Le “come back” de Bruel

Vous avez vécu à New York à la fin des années 1970, qu’est-ce que ça vous fait d’y retourner ?

J’y ai passé un an et demi en 1979. C’était un moment très important

pour moi. New York avait encore 15 ans d’avance. A la radio, il y avait toutes ces stations sur la FM alors qu’on n’avait pas encore ça en France. Le dollar était à quatre francs. C’était une ville de folie, il n’y avait pas encore de problèmes de sida, c’était un autre monde… Je me sentais à un carrefour culturel. J’avais l’impression que tout était possible. Il y avait tellement d’énergie que je me disais que je pouvais déplacer des montagnes. Ca m’a donné un peu d’inconscience.
C’était l’époque de Billy Joel, d’Earth Wing and Fire, les débuts de mouvements musicaux importants. Je faisais beaucoup les clubs de jazz, j’allais surtout au Village Vanguard, un peu au Blue Note…

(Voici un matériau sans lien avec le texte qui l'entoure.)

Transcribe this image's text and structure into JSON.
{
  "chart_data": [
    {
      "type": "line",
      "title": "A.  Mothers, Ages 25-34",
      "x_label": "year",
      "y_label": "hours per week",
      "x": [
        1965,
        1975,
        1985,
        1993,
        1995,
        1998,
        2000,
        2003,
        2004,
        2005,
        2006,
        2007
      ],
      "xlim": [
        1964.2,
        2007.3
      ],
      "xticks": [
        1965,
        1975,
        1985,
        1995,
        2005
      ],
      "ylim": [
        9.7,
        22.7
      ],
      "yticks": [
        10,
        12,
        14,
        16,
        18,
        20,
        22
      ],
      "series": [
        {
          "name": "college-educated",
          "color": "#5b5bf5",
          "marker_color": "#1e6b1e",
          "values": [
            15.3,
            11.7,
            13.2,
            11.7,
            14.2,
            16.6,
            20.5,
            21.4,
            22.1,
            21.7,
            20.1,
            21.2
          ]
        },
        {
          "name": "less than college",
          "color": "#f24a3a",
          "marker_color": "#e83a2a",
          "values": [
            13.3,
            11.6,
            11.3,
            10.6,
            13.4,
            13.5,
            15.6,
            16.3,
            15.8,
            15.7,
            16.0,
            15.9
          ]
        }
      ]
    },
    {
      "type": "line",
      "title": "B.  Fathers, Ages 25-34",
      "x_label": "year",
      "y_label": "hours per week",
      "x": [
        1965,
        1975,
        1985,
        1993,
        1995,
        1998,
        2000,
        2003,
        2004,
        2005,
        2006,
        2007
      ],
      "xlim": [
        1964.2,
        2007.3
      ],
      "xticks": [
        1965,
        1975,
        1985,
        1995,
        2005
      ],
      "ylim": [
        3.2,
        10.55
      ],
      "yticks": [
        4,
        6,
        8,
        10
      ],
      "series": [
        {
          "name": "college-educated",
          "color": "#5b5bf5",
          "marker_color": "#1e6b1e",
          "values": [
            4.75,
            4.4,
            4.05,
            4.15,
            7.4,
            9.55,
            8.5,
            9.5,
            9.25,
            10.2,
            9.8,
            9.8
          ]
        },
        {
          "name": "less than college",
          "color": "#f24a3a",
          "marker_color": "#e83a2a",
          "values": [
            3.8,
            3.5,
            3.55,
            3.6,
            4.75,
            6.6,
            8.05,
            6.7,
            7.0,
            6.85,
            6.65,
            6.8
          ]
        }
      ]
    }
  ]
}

New York, c’est aussi une ville que je connais pour y avoir enregistré toute une partie de mon album « alors regarde » de 1990 et de celui de 1994. J’ai retrouvé les ondes de New York, c’était chouette. J’ai pu enregistrer dans des studios exceptionnels.
En plus, je connais le Beacon Theatre où je vais jouer le 14 juin, j’y ai vu des concerts, dans les années 1980, je ne sais plus de quel groupe mais j’en garde le souvenir d’un endroit très chouette. Alors là, j’ai l’impression de boucler la boucle.

C’est important pour vous cette tournée aux Etats-Unis ?

C’est toujours très agréable d’aller faire des concerts à l’étranger. Evidemment, je n’envisage pas une carrière américaine. Mais c’est un passage. Cette fois, il y aura 90 % de Français dans la salle. La prochaine fois, il y aura plus d’Américains… Et puis c’est amusant de faire un t-shirt de tournée américaine. En plus, la tournée que je fais en ce moment est extraordinaire, je la vis comme ma plus belle tournée. C’est un moment très fort. Alors les Etats-Unis, c’est la cerise sur le gâteau.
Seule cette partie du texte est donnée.